MILAN/DETROIT: Fiat Chrysler Automobiles NV (FCA) said on Friday that new U.S. pickup truck models would help the automaker achieve its 2019 profit targets and offset a weak performance in the first quarter.
Sticking to its previous forecast, which calls for a full-year 2019 adjusted pre-tax profit of more than 6.7 billion euros ($7.48 billion), sent FCA’s shares up more than 2.5 percent.
Nearly all – 98 percent – of the Italo-American automaker’s first-quarter profit was powered by its Ram pickup truck. FCA’s U.S. sales were down 3.1 percent in the quarter, but Ram sales were up more than 20 percent and outsold rival General Motor Co’s Chevrolet Silverado.
“The whole quarter was powered by Ram (pickup trucks) while the rest of the company was lagging,” said Michelle Krebs, an analyst at Cox Automotive, adding that FCA spent heavily on consumer discounts to outsell the Silverado.
“The question is whether the strong performance by Ram is going to be enough to give FCA a push moving forward,” Krebs said.
Analysts and investors have worried about FCA’s over-reliance on the U.S. market, given its loss-making operations in both Asia and Europe.
FCA expects new models such as the Jeep Gladiator pickup truck and all-new Ram heavy-duty trucks to help it meet full-year targets.
Chief Executive Mike Manley told analysts on a conference call that most of the improvement in profits would come in the second half of the year.
The automaker posted a higher profit for the quarter and Manley said he expected the region’s strong performance to continue.
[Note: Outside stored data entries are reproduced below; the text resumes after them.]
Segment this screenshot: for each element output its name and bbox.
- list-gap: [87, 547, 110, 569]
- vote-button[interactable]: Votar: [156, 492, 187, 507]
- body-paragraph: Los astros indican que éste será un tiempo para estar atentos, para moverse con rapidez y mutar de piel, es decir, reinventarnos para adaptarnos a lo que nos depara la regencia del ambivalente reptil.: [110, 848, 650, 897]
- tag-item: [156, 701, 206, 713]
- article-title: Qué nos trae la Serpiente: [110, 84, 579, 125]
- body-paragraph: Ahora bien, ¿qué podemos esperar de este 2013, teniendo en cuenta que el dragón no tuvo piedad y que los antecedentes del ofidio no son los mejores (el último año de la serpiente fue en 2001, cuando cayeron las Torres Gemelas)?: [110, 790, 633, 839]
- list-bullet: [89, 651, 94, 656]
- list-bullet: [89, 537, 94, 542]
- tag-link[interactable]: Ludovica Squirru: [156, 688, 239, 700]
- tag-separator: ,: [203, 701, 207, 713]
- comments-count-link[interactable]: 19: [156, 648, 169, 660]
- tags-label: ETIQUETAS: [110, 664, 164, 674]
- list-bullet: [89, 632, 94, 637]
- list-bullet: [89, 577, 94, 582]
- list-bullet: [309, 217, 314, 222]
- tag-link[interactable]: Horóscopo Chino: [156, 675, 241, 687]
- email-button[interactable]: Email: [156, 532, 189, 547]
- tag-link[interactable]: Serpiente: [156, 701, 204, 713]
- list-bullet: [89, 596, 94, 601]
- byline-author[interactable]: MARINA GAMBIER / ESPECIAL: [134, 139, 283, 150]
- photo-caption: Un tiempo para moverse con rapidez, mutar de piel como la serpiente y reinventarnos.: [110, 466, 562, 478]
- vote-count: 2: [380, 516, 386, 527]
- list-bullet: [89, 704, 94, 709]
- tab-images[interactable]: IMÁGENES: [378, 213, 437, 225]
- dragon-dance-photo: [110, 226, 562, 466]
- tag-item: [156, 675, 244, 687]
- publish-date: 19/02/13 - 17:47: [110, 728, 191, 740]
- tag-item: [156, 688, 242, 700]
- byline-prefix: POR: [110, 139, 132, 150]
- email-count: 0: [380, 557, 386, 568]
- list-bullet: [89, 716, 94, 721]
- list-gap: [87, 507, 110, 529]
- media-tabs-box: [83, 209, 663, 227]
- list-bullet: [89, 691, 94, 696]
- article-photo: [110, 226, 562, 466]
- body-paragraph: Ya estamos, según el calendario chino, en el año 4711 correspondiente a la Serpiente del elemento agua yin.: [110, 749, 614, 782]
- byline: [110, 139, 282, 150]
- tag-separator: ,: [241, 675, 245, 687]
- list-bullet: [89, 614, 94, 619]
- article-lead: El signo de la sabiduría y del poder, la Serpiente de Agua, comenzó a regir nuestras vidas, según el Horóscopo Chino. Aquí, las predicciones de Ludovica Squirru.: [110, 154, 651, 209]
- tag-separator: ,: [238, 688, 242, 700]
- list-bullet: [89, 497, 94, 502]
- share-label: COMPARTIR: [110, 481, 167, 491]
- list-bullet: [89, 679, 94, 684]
He said FCA’s making European region, which lost money in the quarter, would return to a profit with margins of around 3 percent by the end of 2019.
FCA’s North American margin fell to 6.5 percent from 7.4 percent a year earlier. That was below the first-quarter margins for the region posted by Detroit rivals GM and Ford Motor Co .
The company’s pre-tax profit fell 29 percent to 1.07 billion euros in the quarter. Analysts had expected a 1.31 billion-euro adjusted EBIT, according to a Reuters poll.
Global sales dropped 5 percent to 24.48 billion euros, versus estimates of 26.49 billion euros.
Pre-tax profits at Maserati fell 87 percent, but CEO Manley said the performance of the luxury brand should improve in the second half of 2019.
“The numbers are pretty weak, but what’s good is that they confirmed their guidance, and this is giving support to FCA shares,” a Milan based analyst told Reuters.
In late trade in Milan, FCA shares were up 2.55 percent at 13.90 euros.